Here's what one client had to say about her treatment by Jewish Family Service of Tidewater:
http://www.jennyhatchjusticeproject.com/jennys_words
The Virginia Beach Department of Human Services (google VBDHS for more on their sometimes-deadly foibles) and Catholic Charities of Eastern Virginia, along with this hand-picked guardian ad litem, have even gone so far as to flout the deadlines for filing the initial Inventory and Account, completely refuse to answer lawful discovery, obstruct and attempt to delay for months a scheduled hearing in an attempt to prevent the incapacitated person's attorney from bringing these problems to the court's attention, and VIOLATE A COURT ORDER by dumping an elderly lady in a Scott Schuett adult home for seven agonizing months. (Google Scott Schuett for the appalling details of the conditions in these now-closed hellholes.) Now these public guardianship programs want more money to carry on these unethical practices.
So, putting medical records under seal just makes common sense. But unfortunately we have to worry that this additional secrecy will just be misused by these dishonest players to further avoid any scrutiny whatsoever.
As an attorney who regularly serves as a court-appointed guardian ad litem in guardianship and conservatorship cases in Central Virginia, I am generally supportive of the policy advanced by HB413. First, there’s the obvious concerns about the respondent’s privacy (particularly in a case where the respondent is ultimately found not to be incapacitated). Also, since it’s never really been made clear whether the individuals entitled to notice of the hearing other than the petitioner and the respondent are actually “parties” to a guardianship and/or conservatorship case, providing them with what is almost always the most important piece of evidence in the case at least provides them with some idea of what they would need to be prepared to argue if they decided to get involved at the hearing in the petition.

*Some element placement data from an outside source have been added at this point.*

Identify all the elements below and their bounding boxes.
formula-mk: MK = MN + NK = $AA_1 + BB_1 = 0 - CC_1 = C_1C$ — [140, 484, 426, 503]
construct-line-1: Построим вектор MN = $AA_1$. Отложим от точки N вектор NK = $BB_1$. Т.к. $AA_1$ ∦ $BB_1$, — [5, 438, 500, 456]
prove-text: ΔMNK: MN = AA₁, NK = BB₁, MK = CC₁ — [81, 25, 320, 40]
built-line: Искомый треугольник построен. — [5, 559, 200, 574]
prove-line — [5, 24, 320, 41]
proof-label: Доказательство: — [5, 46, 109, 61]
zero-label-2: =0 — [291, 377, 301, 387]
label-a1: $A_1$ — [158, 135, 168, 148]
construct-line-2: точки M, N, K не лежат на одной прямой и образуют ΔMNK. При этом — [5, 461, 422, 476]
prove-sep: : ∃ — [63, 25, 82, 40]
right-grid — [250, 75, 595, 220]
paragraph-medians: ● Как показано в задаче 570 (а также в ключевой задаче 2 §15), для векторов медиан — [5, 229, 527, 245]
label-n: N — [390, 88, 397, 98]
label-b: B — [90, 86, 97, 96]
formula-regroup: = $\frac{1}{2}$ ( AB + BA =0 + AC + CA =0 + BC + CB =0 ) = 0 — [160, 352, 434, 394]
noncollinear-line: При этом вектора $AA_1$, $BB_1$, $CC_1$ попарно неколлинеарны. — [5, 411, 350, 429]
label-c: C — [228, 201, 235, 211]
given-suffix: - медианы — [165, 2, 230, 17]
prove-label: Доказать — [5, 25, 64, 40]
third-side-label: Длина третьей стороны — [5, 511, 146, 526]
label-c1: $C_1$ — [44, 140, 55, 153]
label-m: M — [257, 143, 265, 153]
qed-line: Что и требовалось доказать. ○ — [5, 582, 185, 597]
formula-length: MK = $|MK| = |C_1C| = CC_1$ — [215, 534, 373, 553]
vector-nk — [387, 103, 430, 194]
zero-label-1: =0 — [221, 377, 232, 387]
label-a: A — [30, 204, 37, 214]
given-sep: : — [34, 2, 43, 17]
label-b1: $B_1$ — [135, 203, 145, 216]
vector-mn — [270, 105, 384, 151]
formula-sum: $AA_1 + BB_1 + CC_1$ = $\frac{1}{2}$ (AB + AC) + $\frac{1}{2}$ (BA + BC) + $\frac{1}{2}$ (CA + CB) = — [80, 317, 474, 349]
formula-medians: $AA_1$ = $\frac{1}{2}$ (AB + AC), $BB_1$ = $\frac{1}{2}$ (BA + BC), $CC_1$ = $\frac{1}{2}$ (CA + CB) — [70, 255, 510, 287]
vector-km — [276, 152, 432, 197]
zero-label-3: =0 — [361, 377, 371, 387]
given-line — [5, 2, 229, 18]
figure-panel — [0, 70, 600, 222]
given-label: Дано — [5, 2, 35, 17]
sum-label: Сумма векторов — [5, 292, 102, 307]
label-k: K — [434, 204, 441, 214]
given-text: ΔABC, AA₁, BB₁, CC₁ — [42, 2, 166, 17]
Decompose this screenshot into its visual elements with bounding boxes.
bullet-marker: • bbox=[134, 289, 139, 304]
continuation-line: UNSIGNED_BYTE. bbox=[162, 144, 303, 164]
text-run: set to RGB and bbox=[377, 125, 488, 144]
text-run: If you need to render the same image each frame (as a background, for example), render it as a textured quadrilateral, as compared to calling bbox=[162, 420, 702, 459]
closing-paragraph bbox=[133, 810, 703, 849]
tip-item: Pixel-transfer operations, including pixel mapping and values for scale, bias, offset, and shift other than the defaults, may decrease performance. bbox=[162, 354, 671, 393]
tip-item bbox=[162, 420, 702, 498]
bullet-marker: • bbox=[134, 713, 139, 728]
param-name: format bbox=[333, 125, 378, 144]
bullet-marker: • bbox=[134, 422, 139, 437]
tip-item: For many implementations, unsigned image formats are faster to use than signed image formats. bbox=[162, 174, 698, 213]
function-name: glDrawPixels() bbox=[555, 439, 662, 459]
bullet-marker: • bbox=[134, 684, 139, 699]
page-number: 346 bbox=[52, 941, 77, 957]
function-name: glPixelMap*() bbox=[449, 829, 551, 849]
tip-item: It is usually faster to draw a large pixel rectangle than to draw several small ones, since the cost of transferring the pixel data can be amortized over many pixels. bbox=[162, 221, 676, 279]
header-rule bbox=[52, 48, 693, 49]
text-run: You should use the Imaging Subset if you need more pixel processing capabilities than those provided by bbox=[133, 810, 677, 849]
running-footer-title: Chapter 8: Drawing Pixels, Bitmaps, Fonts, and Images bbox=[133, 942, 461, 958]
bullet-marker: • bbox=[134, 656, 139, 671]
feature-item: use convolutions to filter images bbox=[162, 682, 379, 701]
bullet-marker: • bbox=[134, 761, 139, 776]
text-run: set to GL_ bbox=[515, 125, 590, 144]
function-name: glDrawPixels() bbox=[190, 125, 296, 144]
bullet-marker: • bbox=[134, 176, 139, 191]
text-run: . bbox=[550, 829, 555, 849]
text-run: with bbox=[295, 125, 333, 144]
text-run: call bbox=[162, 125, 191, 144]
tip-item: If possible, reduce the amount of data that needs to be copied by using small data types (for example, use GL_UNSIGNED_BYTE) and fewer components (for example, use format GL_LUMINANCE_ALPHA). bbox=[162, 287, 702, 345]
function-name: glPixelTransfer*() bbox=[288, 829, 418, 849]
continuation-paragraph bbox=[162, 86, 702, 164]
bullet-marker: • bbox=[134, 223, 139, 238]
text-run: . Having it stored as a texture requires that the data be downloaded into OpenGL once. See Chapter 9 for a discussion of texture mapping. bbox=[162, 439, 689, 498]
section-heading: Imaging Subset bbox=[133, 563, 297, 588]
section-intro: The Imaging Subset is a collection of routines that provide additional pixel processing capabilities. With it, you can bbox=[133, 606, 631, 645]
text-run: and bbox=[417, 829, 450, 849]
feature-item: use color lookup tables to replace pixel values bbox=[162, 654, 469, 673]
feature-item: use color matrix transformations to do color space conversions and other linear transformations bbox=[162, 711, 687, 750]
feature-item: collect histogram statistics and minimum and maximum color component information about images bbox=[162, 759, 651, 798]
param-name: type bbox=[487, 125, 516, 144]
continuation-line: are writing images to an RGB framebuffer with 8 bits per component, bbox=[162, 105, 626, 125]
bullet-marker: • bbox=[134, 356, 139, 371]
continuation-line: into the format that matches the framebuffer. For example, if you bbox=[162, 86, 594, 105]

I do note, however, that the bill doesn’t require the evaluation report to be provided to the petitioner. This wouldn’t be a problem in the majority of cases, where the petitioner obtains the evaluation report before filing the petition. In other situations, however, such as where the petitioner is a concerned friend, neighbor, or other non-relative, the petitioner may not be able to get a mental health professional to turn over the records before filing the petition because of HIPPA issues. When I've encountered these kinds of circumstances in cases where I've been appointed as the guardian ad litem, I've had to secure the evaluation report myself. Other than in cases where there is clearly no question that the respondent is incapacitated (e.g., where the respondent is about to reach the age of majority and his or her parents file the petition so that they can continue to care for their disabled child), the evaluation report is almost always necessary for the court to make an appropriate determination as to the respondent's incapacity. Therefore, it should, in my view, be made available to the guardian ad litem, the petitioner, the respondent, and all persons entitled to notice of the hearing.